Um gosto de sangue se espalhou pela minha boca, e minha voz saiu rouca:
— Eles humilharam minha mãe desse jeito. Você ficou cego e não viu?
Gustavo só estava preocupado em examinar Tales, procurando algum machucado no menino.
— Criança não entende essas coisas. Por que você não podia conversar direito? Além disso, Paula tentou impedir.
......
A polícia chegou muito rápido.
Quando percebi que estavam prestes a me colocar na viatura, comecei a me debater.
— Eu nem cheguei a acertar os dois!
Paula apontou para um hematoma minúsculo no joelho de Tales e falou entre lágrimas:
— Você machucou meu filho desse jeito! Ele ainda é tão pequeno. Isso vai deixar um trauma psicológico nele!
Os dois funcionários também testemunharam ao lado deles.
Fui levada para a carceragem da delegacia e teria que ficar detida por cinco dias inteiros.
Ao ouvir aquele prazo, fiquei desesperada.
— Gustavo, a gente pode resolver isso em particular? Você sabe que o coração de Liora não está bem. Se ela ficar cinco dias sem me ver, vai ficar assustada. E se tiver uma crise?
Gustavo pareceu vacilar.
Ao perceber isso, Paula agarrou o braço dele.
— Gustavo, se você fizer acordo agora, vai dar um mau exemplo para Tales. Ele ainda é tão pequeno. E se aprender que fazer coisa errada não traz punição? E se crescer sem limites?
Ao ouvir aquilo, Gustavo franziu a testa na hora.
— Júlia, você errou primeiro. Isso também serve como alerta para as duas crianças. Eu vou cuidar de Liora nesses dias. Você fica na delegacia e reflete direito.
— Gustavo!
Levantei de supetão e tentei segurar Gustavo, mas os policiais me forçaram a ir trocar de roupa.

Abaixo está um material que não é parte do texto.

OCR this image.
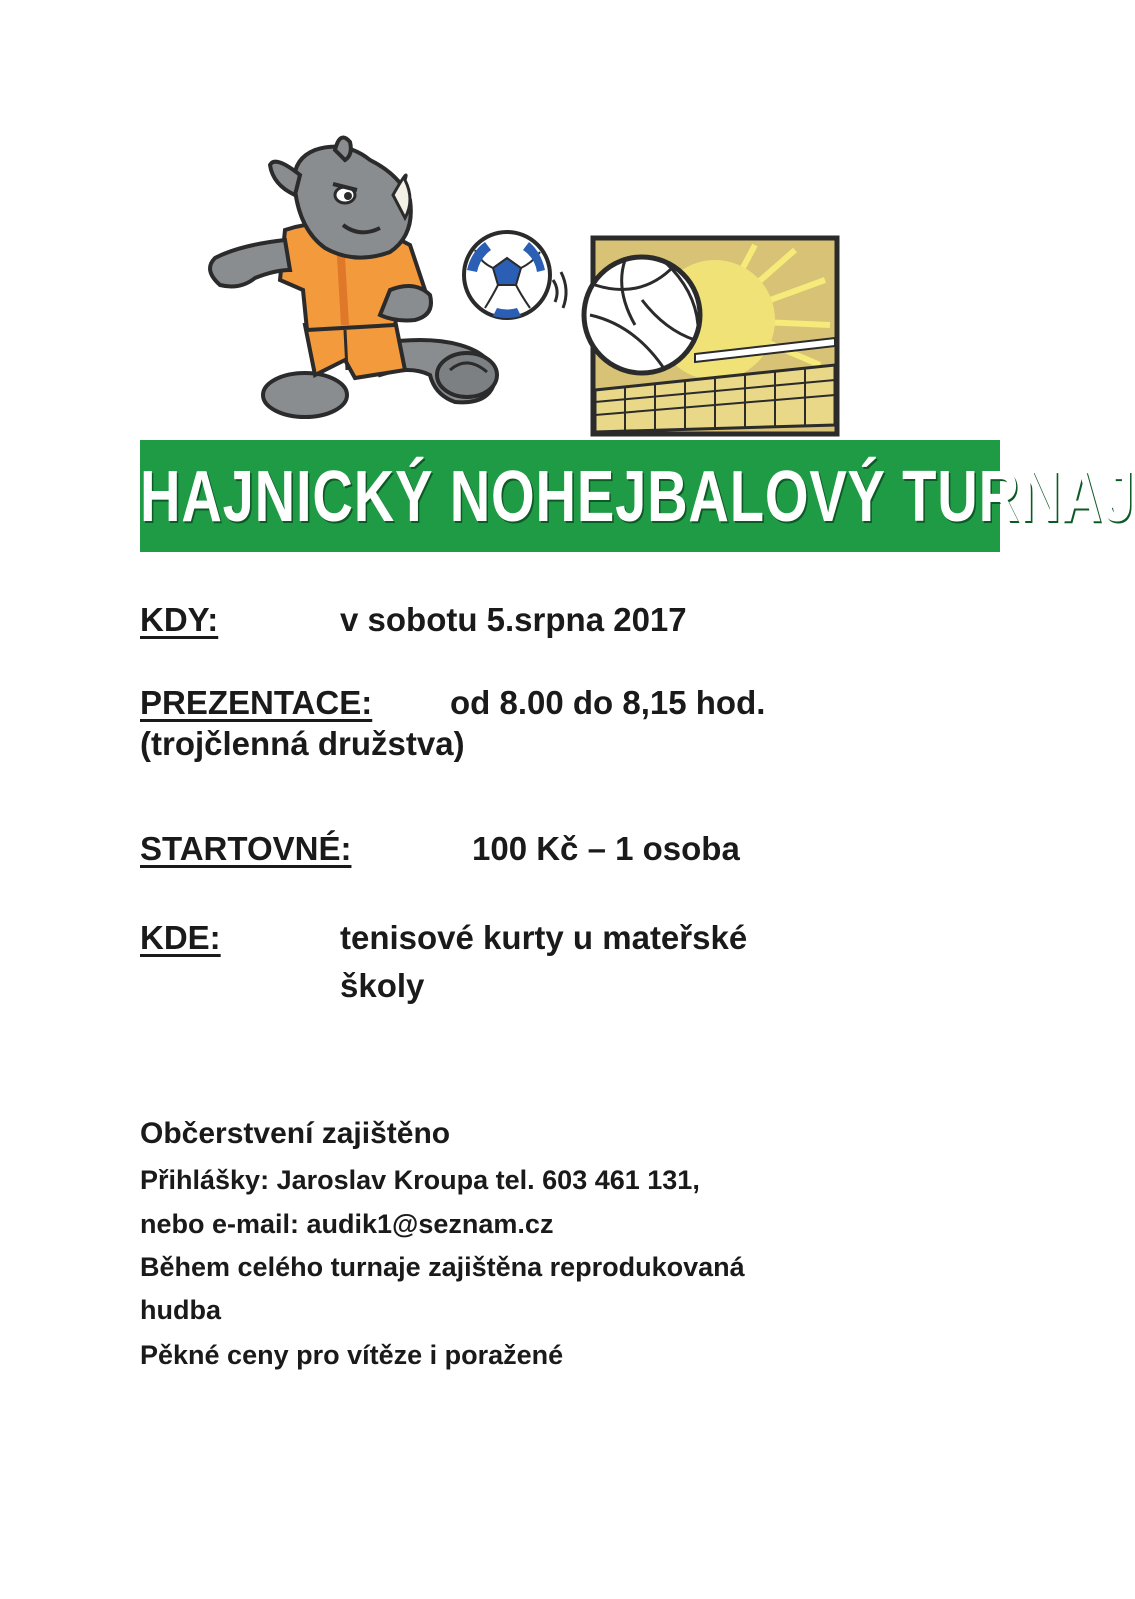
HAJNICKÝ NOHEJBALOVÝ TURNAJ
KDY:	v sobotu 5.srpna 2017
PREZENTACE: od 8.00 do 8,15 hod.
(trojčlenná družstva)
STARTOVNÉ:	100 Kč – 1 osoba
KDE:	tenisové kurty u mateřské
školy
Občerstvení zajištěno
Přihlášky: Jaroslav Kroupa tel. 603 461 131,
nebo e-mail: audik1@seznam.cz
Během celého turnaje zajištěna reprodukovaná
hudba
Pěkné ceny pro vítěze i poražené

Eu não ousava imaginar o que Liora passaria nas mãos de Paula e Tales durante cinco dias inteiros.
A ansiedade tirava meu ar.
Eu só conseguia andar de um lado para o outro dentro da cela estreita.
Quando a noite chegou, meus nervos, tensionados o dia inteiro, finalmente não aguentaram mais.
Caí exausta sobre a cama dura.
Só então senti, com atraso, a dor dos ferimentos daquele dia.
Fechei os olhos, tentando dormir para fazer o tempo passar mais rápido.
Mas, em menos de cinco minutos, fui acordada à força.
O homem da cela ao lado estava encostado nas grades e assobiou para mim.
— Vi que você está muito machucada. Chamei porque fiquei com medo de você morrer aí.
Virei de costas e não dei atenção.
Cinco minutos depois, ele voltou a me acordar.
Durante a noite inteira, não consegui descansar de verdade nem uma vez.
Depois de finalmente aguentar até o dia seguinte, fiquei encostada na parede, abatida.
Eu queria avisar os policiais que precisava ir ao banheiro.
O homem da cela em frente parecia saber exatamente o que eu queria fazer.
Todas as vezes, antes mesmo que eu pudesse abrir a boca, ele já chamava os policiais.
Segurei a vontade até sentir uma dor insuportável na barriga.
O suor frio escorria sem parar, e eu quase desmaiei.
Foi então que ele riu, cheio de prazer maldoso.
— Quem mandou mexer com gente que você não devia?
Ao ouvir aquilo, entendi que aquele homem tinha sido colocado ali por Gustavo para me dar uma lição.
Eu já não tinha força nem para odiar.
Só esperava que o tempo passasse mais depressa.
......
No quinto dia, eu já estava tão torturada que tinha emagrecido a ponto de quase não parecer eu mesma.
Gustavo me esperava cedo na porta da carceragem.
Ao ver meu estado, uma ponta de dor passou muito rápido pelos olhos dele.
Ele avançou dois passos e estendeu os braços para me puxar contra o peito.
— Você entendeu onde errou? As cinzas da sua mãe não foram todas sujas. Eu mandei juntar o que restou, troquei por uma urna nova e enterrei em outro lugar. Quando você estiver recuperada, levo você para visitar.
Não dei atenção ao que ele dizia. Apenas escapei dos braços dele.
Então peguei os documentos dentro da bolsa e joguei tudo diante de Gustavo.
— O valor que você pagou antes pelo aluguel do túmulo da minha mãe não foi suficiente. Assina.